MIDDLE ATMOSPHERE VERSION OF CCM2 (MACCM2) - ANNUAL CYCLE AND INTERANNUAL VARIABILITY

Aspects of the zonally averaged simulation produced by the middle atmosphere version of the latest generation of the National Center for Atmospheric Research (NCAR) Community Climate Model (CCM2) are discussed together with its dependence on horizontal resolution. This model is serving as the basis for several studies of stratospheric transport, chemistry and dynamics, so the quality of its basic simulation is of considerable interest. It is shown that the model produces a reasonable simulation of the annual cycle of the northern hemisphere and significantly improves upon previous versions of the model. Serious deficiencies exist in the simulation of southern hemisphere winter stratosphere. The polar vortex is much too strong in southern winter, with wind speeds almost double those observed. The strength of the vortex decreases modestly with increasing horizontal resolution, but the vortex is still much too strong at the highest resolution (T106) which can currently be used even for short simulations. This problem is common to other middle atmosphere general circulation models and CCM2 does not represent a significant advance in this respect. The forcing of the mean flow by the Eliassen-Palm (EP) flux divergence of the resolved waves is much larger during winter in the northern hemisphere stratosphere than in the southern hemisphere.
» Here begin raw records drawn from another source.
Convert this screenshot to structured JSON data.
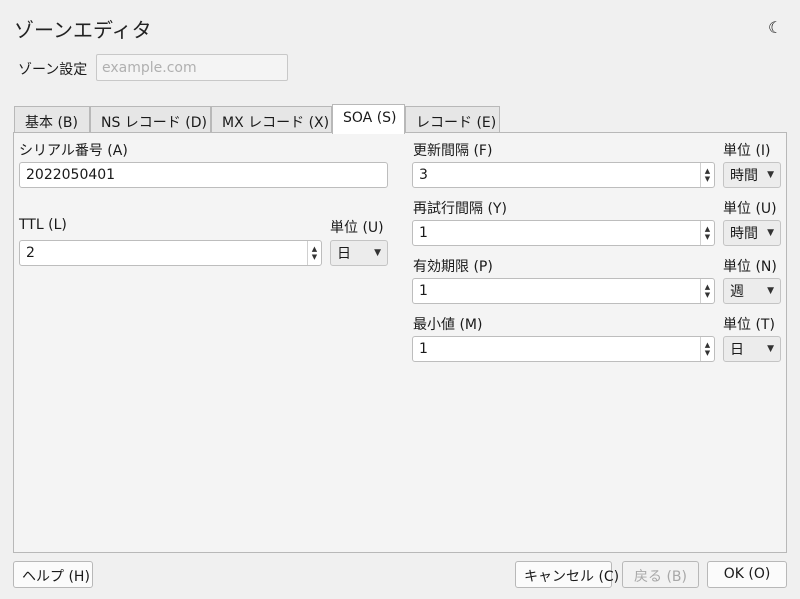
{
  "window": {
    "title": "ゾーンエディタ",
    "theme_icon": "☾"
  },
  "zone": {
    "label": "ゾーン設定",
    "placeholder": "example.com"
  },
  "tabs": [
    {
      "label": "基本 (B)"
    },
    {
      "label": "NS レコード (D)"
    },
    {
      "label": "MX レコード (X)"
    },
    {
      "label": "SOA (S)"
    },
    {
      "label": "レコード (E)"
    }
  ],
  "soa": {
    "serial": {
      "label": "シリアル番号 (A)",
      "value": "2022050401"
    },
    "ttl": {
      "label": "TTL (L)",
      "value": "2",
      "unit_label": "単位 (U)",
      "unit": "日"
    },
    "refresh": {
      "label": "更新間隔 (F)",
      "value": "3",
      "unit_label": "単位 (I)",
      "unit": "時間"
    },
    "retry": {
      "label": "再試行間隔 (Y)",
      "value": "1",
      "unit_label": "単位 (U)",
      "unit": "時間"
    },
    "expire": {
      "label": "有効期限 (P)",
      "value": "1",
      "unit_label": "単位 (N)",
      "unit": "週"
    },
    "minimum": {
      "label": "最小値 (M)",
      "value": "1",
      "unit_label": "単位 (T)",
      "unit": "日"
    }
  },
  "buttons": {
    "help": "ヘルプ (H)",
    "cancel": "キャンセル (C)",
    "back": "戻る (B)",
    "ok": "OK (O)"
  }
}
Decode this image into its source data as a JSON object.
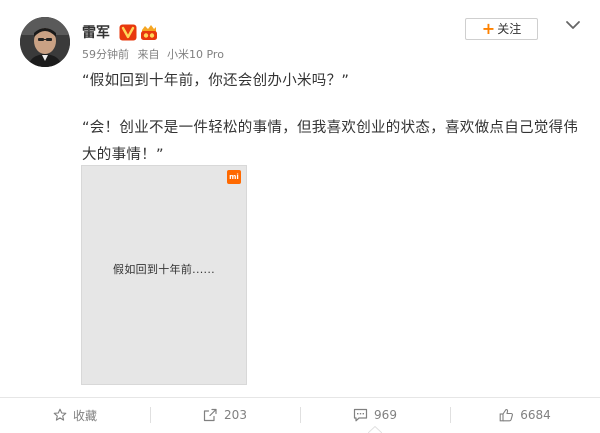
{
  "author": {
    "name": "雷军",
    "avatar_icon": "avatar-photo",
    "vip_badge_icon": "verified-v-badge",
    "fan_badge_icon": "fan-club-badge"
  },
  "meta": {
    "time": "59分钟前",
    "from_label": "来自",
    "device": "小米10 Pro"
  },
  "follow_button": {
    "icon": "+",
    "label": "关注"
  },
  "more_menu_icon": "chevron-down-icon",
  "post": {
    "paragraphs": [
      "“假如回到十年前，你还会创办小米吗？”",
      "“会！创业不是一件轻松的事情，但我喜欢创业的状态，喜欢做点自己觉得伟大的事情！”"
    ]
  },
  "media": {
    "logo_text": "mi",
    "caption": "假如回到十年前......"
  },
  "actions": {
    "favorite": {
      "label": "收藏",
      "icon": "star-icon"
    },
    "repost": {
      "count": "203",
      "icon": "repost-icon"
    },
    "comment": {
      "count": "969",
      "icon": "comment-icon"
    },
    "like": {
      "count": "6684",
      "icon": "thumbs-up-icon"
    }
  },
  "colors": {
    "accent_orange": "#ff8200",
    "mi_orange": "#ff6900",
    "vip_red": "#e8380d",
    "text_primary": "#333333",
    "text_secondary": "#808080",
    "image_bg": "#e6e6e6"
  }
}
Nevertheless, the interhemispheric difference in the strength of the simulated stratospheric polar vortex requires the effect of the parameterization of stationary gravity waves generated by flow over orography. When this parameterization is removed, the northern vortex in January reaches comparable strength to that of the southern vortex in July. Based on the current simulations and comparisons with parameterizations in two-dimensional models, it is argued that a parameterization including the effects of nonstationary gravity waves from sources other than flow over orography will be required to obtain accurate simulations of the Antarctic vortex. The alternative of direct simulation of the gravity waves with high-resolution models will only be feasible for test simulations in the near future.